A vacina Covid-19 desenvolvida pela Universidade de Oxford mostrou resultados tentadores até agora. Richard Fisher descreve como é ser um dos voluntários nos ensaios clínicos.

 

Veículo: Bbc.com

Data de publicação: 22/07/2020

Autorx: Richard Fisher

Título original: Coronavirus: What I learnt in Oxford’s vaccine trial

The Covid-19 vaccine developed by Oxford University has shown tantalising results so far. Richard Fisher describes what it’s like to be one of the volunteers in the clinical trials.

Traduzido por/Translated by: Hannah Hebron

 

Estou sentado em uma recepção de hospital e minha respiração está embaçando meus óculos. Minutos atrás, eu estava correndo por ruas úmidas, atrasado para o meu compromisso. Enquanto médicos e enfermeiras passam a caminho do trabalho, estou ciente de que não pareço muito bem.

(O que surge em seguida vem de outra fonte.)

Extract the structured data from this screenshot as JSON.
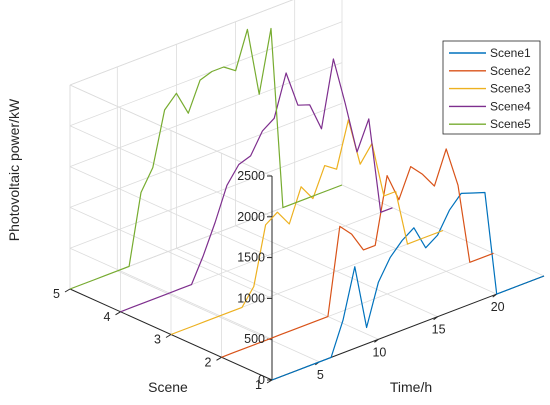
{
  "chart_data": {
    "type": "line",
    "view": "3d",
    "xlabel": "Time/h",
    "ylabel": "Scene",
    "zlabel": "Photovoltaic power/kW",
    "xlim": [
      1,
      24
    ],
    "ylim": [
      1,
      5
    ],
    "zlim": [
      0,
      2500
    ],
    "xticks": [
      5,
      10,
      15,
      20
    ],
    "yticks": [
      1,
      2,
      3,
      4,
      5
    ],
    "zticks": [
      0,
      500,
      1000,
      1500,
      2000,
      2500
    ],
    "grid": true,
    "legend_position": "top-right",
    "series": [
      {
        "name": "Scene1",
        "y": 1,
        "color": "#0072BD",
        "values": [
          0,
          0,
          0,
          0,
          0,
          0,
          400,
          1000,
          200,
          700,
          950,
          1100,
          1200,
          900,
          1000,
          1250,
          1400,
          1350,
          1300,
          0,
          0,
          0,
          0,
          0
        ]
      },
      {
        "name": "Scene2",
        "y": 2,
        "color": "#D95319",
        "values": [
          0,
          0,
          0,
          0,
          0,
          0,
          0,
          0,
          0,
          0,
          1050,
          900,
          650,
          650,
          1450,
          1100,
          1450,
          1300,
          1100,
          1500,
          1000,
          0,
          0,
          0
        ]
      },
      {
        "name": "Scene3",
        "y": 3,
        "color": "#EDB120",
        "values": [
          0,
          0,
          0,
          0,
          0,
          0,
          0,
          200,
          900,
          1000,
          800,
          1200,
          1000,
          1350,
          1250,
          1800,
          1200,
          1400,
          700,
          700,
          0,
          0,
          0,
          0
        ]
      },
      {
        "name": "Scene4",
        "y": 4,
        "color": "#7E2F8E",
        "values": [
          0,
          0,
          0,
          0,
          0,
          0,
          0,
          300,
          650,
          1050,
          1250,
          1300,
          1550,
          1650,
          2150,
          1700,
          1650,
          1300,
          2100,
          1500,
          850,
          1200,
          0,
          0
        ]
      },
      {
        "name": "Scene5",
        "y": 5,
        "color": "#77AC30",
        "values": [
          0,
          0,
          0,
          0,
          0,
          0,
          850,
          1100,
          1750,
          1900,
          1600,
          1950,
          2000,
          2000,
          1900,
          2350,
          1500,
          2250,
          0,
          0,
          0,
          0,
          0,
          0
        ]
      }
    ]
  }
}
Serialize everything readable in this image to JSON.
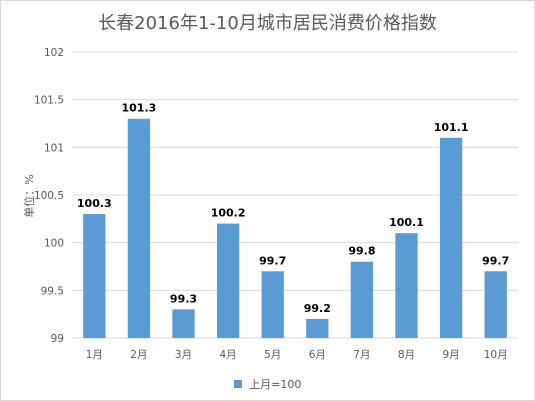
{
  "chart_data": {
    "type": "bar",
    "title": "长春2016年1-10月城市居民消费价格指数",
    "ylabel": "单位：%",
    "xlabel": "",
    "categories": [
      "1月",
      "2月",
      "3月",
      "4月",
      "5月",
      "6月",
      "7月",
      "8月",
      "9月",
      "10月"
    ],
    "series": [
      {
        "name": "上月=100",
        "values": [
          100.3,
          101.3,
          99.3,
          100.2,
          99.7,
          99.2,
          99.8,
          100.1,
          101.1,
          99.7
        ],
        "value_labels": [
          "100.3",
          "101.3",
          "99.3",
          "100.2",
          "99.7",
          "99.2",
          "99.8",
          "100.1",
          "101.1",
          "99.7"
        ]
      }
    ],
    "ylim": [
      99,
      102
    ],
    "yticks": [
      99,
      99.5,
      100,
      100.5,
      101,
      101.5,
      102
    ],
    "ytick_labels": [
      "99",
      "99.5",
      "100",
      "100.5",
      "101",
      "101.5",
      "102"
    ],
    "grid": true,
    "legend_position": "bottom",
    "bar_color": "#5b9bd5",
    "grid_color": "#d9d9d9"
  }
}
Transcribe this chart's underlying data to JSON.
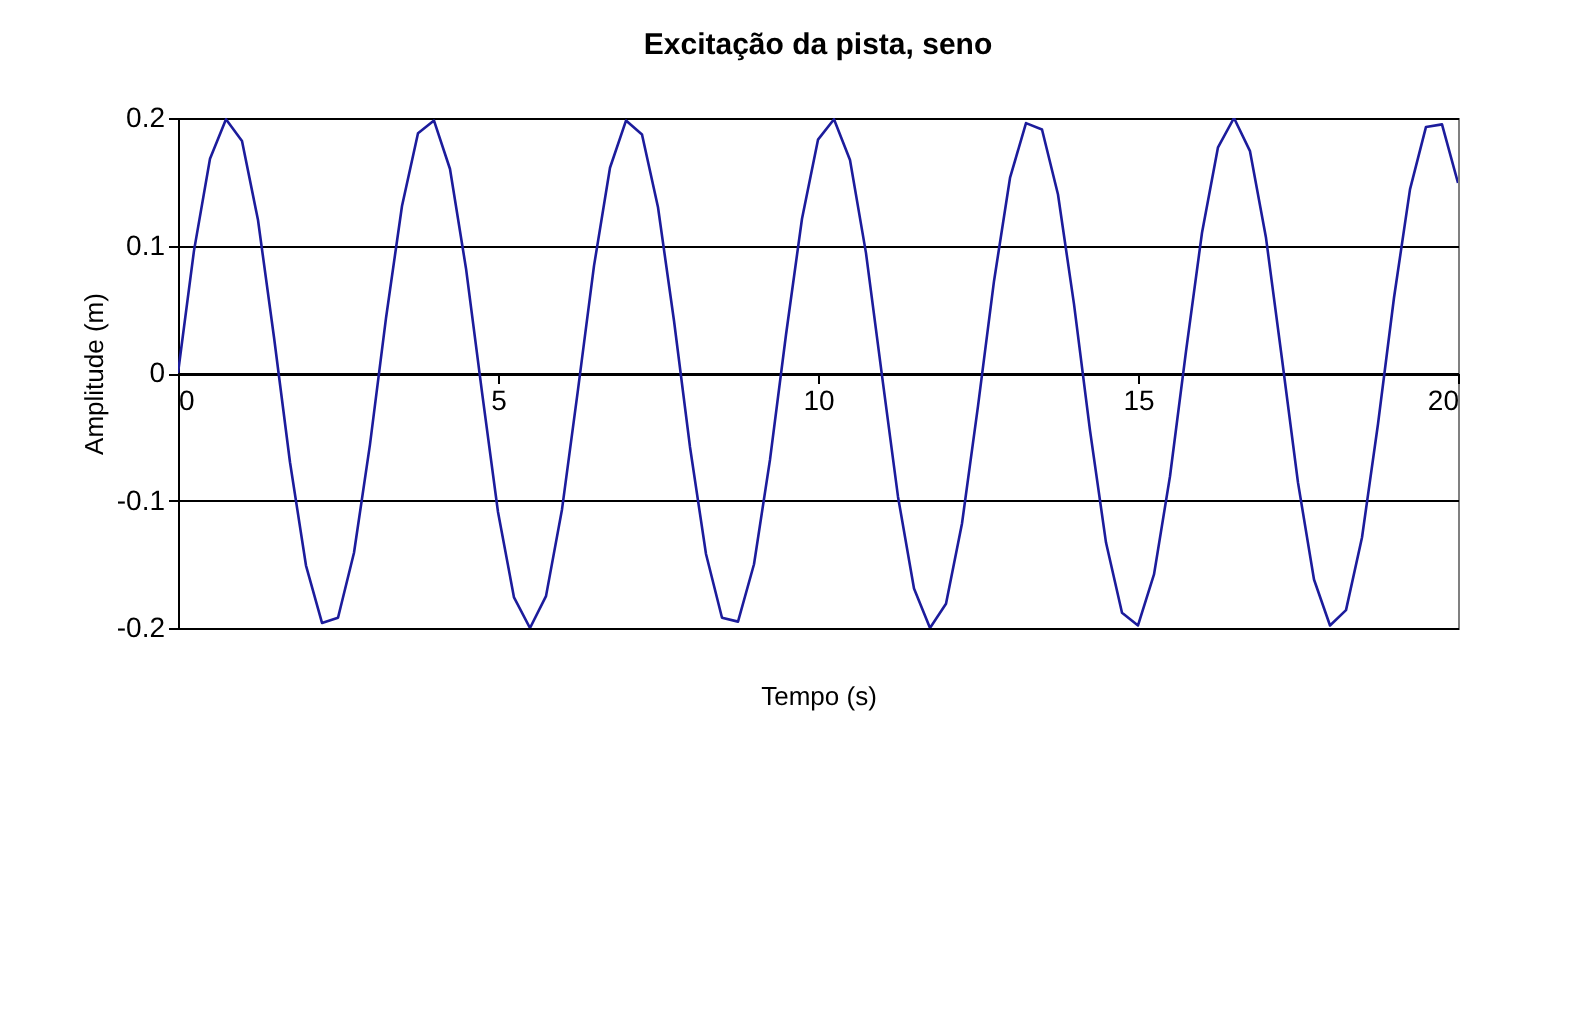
{
  "chart_data": {
    "type": "line",
    "title": "Excitação da pista, seno",
    "xlabel": "Tempo (s)",
    "ylabel": "Amplitude (m)",
    "x": [
      0,
      0.25,
      0.5,
      0.75,
      1,
      1.25,
      1.5,
      1.75,
      2,
      2.25,
      2.5,
      2.75,
      3,
      3.25,
      3.5,
      3.75,
      4,
      4.25,
      4.5,
      4.75,
      5,
      5.25,
      5.5,
      5.75,
      6,
      6.25,
      6.5,
      6.75,
      7,
      7.25,
      7.5,
      7.75,
      8,
      8.25,
      8.5,
      8.75,
      9,
      9.25,
      9.5,
      9.75,
      10,
      10.25,
      10.5,
      10.75,
      11,
      11.25,
      11.5,
      11.75,
      12,
      12.25,
      12.5,
      12.75,
      13,
      13.25,
      13.5,
      13.75,
      14,
      14.25,
      14.5,
      14.75,
      15,
      15.25,
      15.5,
      15.75,
      16,
      16.25,
      16.5,
      16.75,
      17,
      17.25,
      17.5,
      17.75,
      18,
      18.25,
      18.5,
      18.75,
      19,
      19.25,
      19.5,
      19.75,
      20
    ],
    "series": [
      {
        "color": "#1c1c9c",
        "values": [
          0,
          0.096,
          0.168,
          0.199,
          0.182,
          0.12,
          0.028,
          -0.07,
          -0.151,
          -0.196,
          -0.192,
          -0.141,
          -0.056,
          0.043,
          0.131,
          0.188,
          0.198,
          0.16,
          0.082,
          -0.015,
          -0.109,
          -0.176,
          -0.2,
          -0.175,
          -0.107,
          -0.013,
          0.084,
          0.161,
          0.198,
          0.187,
          0.13,
          0.041,
          -0.058,
          -0.142,
          -0.192,
          -0.195,
          -0.15,
          -0.068,
          0.03,
          0.121,
          0.183,
          0.199,
          0.167,
          0.094,
          -0.002,
          -0.097,
          -0.169,
          -0.2,
          -0.181,
          -0.118,
          -0.026,
          0.072,
          0.153,
          0.196,
          0.191,
          0.14,
          0.054,
          -0.045,
          -0.133,
          -0.188,
          -0.198,
          -0.158,
          -0.081,
          0.017,
          0.11,
          0.177,
          0.2,
          0.174,
          0.106,
          0.011,
          -0.086,
          -0.162,
          -0.198,
          -0.186,
          -0.129,
          -0.04,
          0.059,
          0.144,
          0.193,
          0.195,
          0.149
        ]
      }
    ],
    "xlim": [
      0,
      20
    ],
    "ylim": [
      -0.2,
      0.2
    ],
    "xticks": [
      0,
      5,
      10,
      15,
      20
    ],
    "yticks": [
      -0.2,
      -0.1,
      0,
      0.1,
      0.2
    ],
    "grid": "y"
  }
}
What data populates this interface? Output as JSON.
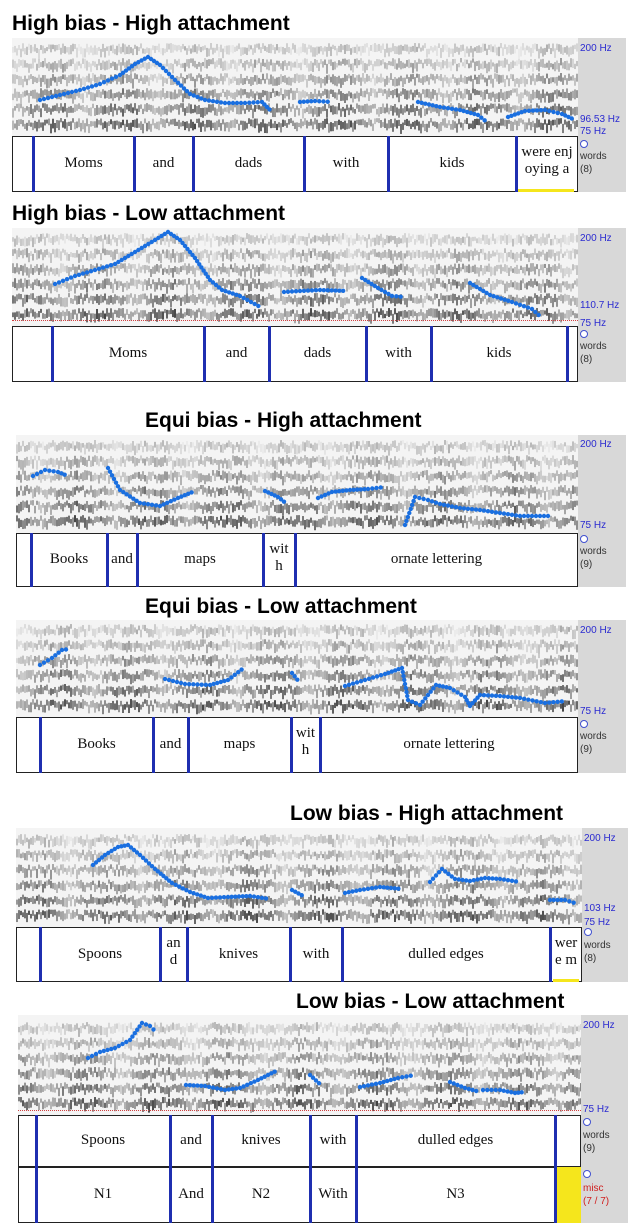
{
  "panels": [
    {
      "title": "High bias - High attachment",
      "hz_top": "200 Hz",
      "hz_mid": "96.53 Hz",
      "hz_bot": "75 Hz",
      "tier_name": "words",
      "tier_count": "(8)",
      "words": [
        "Moms",
        "and",
        "dads",
        "with",
        "kids",
        "were enj oying a"
      ]
    },
    {
      "title": "High bias - Low attachment",
      "hz_top": "200 Hz",
      "hz_mid": "110.7 Hz",
      "hz_bot": "75 Hz",
      "tier_name": "words",
      "tier_count": "(8)",
      "words": [
        "Moms",
        "and",
        "dads",
        "with",
        "kids"
      ]
    },
    {
      "title": "Equi bias - High attachment",
      "hz_top": "200 Hz",
      "hz_bot": "75 Hz",
      "tier_name": "words",
      "tier_count": "(9)",
      "words": [
        "Books",
        "and",
        "maps",
        "wit h",
        "ornate lettering"
      ]
    },
    {
      "title": "Equi bias - Low attachment",
      "hz_top": "200 Hz",
      "hz_bot": "75 Hz",
      "tier_name": "words",
      "tier_count": "(9)",
      "words": [
        "Books",
        "and",
        "maps",
        "wit h",
        "ornate lettering"
      ]
    },
    {
      "title": "Low bias - High attachment",
      "hz_top": "200 Hz",
      "hz_mid": "103 Hz",
      "hz_bot": "75 Hz",
      "tier_name": "words",
      "tier_count": "(8)",
      "words": [
        "Spoons",
        "an d",
        "knives",
        "with",
        "dulled edges",
        "wer e m"
      ]
    },
    {
      "title": "Low bias - Low attachment",
      "hz_top": "200 Hz",
      "hz_bot": "75 Hz",
      "tier_name": "words",
      "tier_count": "(9)",
      "words": [
        "Spoons",
        "and",
        "knives",
        "with",
        "dulled edges"
      ],
      "tier2_name": "misc",
      "tier2_count": "(7 / 7)",
      "tier2_words": [
        "N1",
        "And",
        "N2",
        "With",
        "N3"
      ]
    }
  ],
  "colors": {
    "boundary": "#1f2fb0",
    "pitch": "#1a6fe0",
    "hz_label": "#2a2ad0",
    "misc_label": "#d02020",
    "highlight": "#f5e61c"
  }
}
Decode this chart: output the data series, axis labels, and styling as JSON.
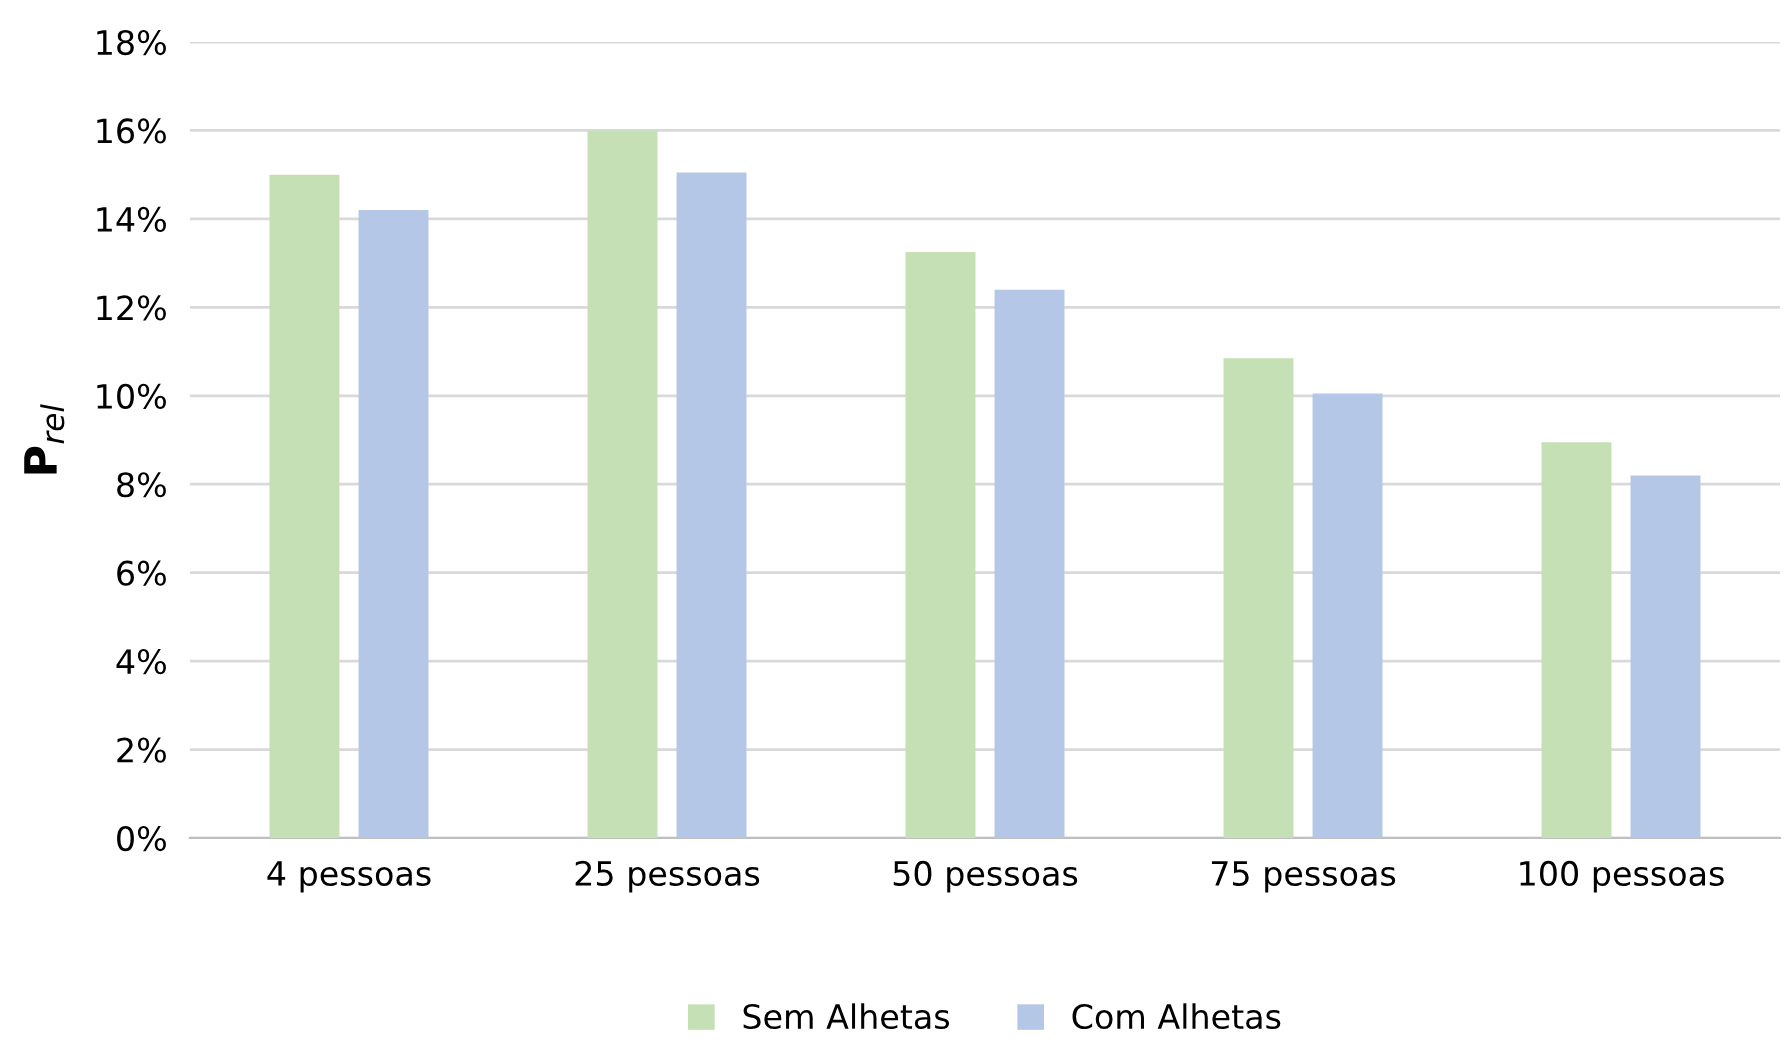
{
  "chart_data": {
    "type": "bar",
    "ylabel": "P$_{rel}$",
    "categories": [
      "4 pessoas",
      "25 pessoas",
      "50 pessoas",
      "75 pessoas",
      "100 pessoas"
    ],
    "series": [
      {
        "name": "Sem Alhetas",
        "color": "#c5e0b4",
        "values": [
          15.0,
          16.0,
          13.25,
          10.85,
          8.95
        ]
      },
      {
        "name": "Com Alhetas",
        "color": "#b4c7e7",
        "values": [
          14.2,
          15.05,
          12.4,
          10.05,
          8.2
        ]
      }
    ],
    "ylim": [
      0,
      18
    ],
    "yticks": [
      {
        "value": 0,
        "label": "0%"
      },
      {
        "value": 2,
        "label": "2%"
      },
      {
        "value": 4,
        "label": "4%"
      },
      {
        "value": 6,
        "label": "6%"
      },
      {
        "value": 8,
        "label": "8%"
      },
      {
        "value": 10,
        "label": "10%"
      },
      {
        "value": 12,
        "label": "12%"
      },
      {
        "value": 14,
        "label": "14%"
      },
      {
        "value": 16,
        "label": "16%"
      },
      {
        "value": 18,
        "label": "18%"
      }
    ],
    "grid": "y",
    "legend": "bottom"
  }
}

A última vez que estive no Hospital St George em Tooting, sul de Londres, foi para o nascimento da minha filha. Parece muito diferente hoje. Posso sentir o cheiro da água sanitária usada para limpar o chão através da minha máscara facial, e o assento adjacente está lacrado, deixando claro que ninguém pode sentar ao meu lado.


Dois membros da equipe do hospital com uniformes e máscaras se aproximam, um deles segurando uma placa que diz “teste de vacina”, como um motorista de táxi esperando no portão de desembarque do aeroporto.


O sinal é para mim. Eu os sigo em uma procissão lenta, dois metros atrás, enquanto o par compartilha fofocas das enfermarias.


Estou no St George's para uma triagem inicial como voluntário no estudo da Universidade de Oxford para testar a vacina ChAdOx1 nCoV-19. Nas próximas semanas, aprenderei como é ser participante de um dos esforços mais promissores do mundo para combater a pandemia do coronavírus. De todos os testes de vacinas em andamento em todo o mundo, o ensaio de Oxford está à frente da maioria dos demais.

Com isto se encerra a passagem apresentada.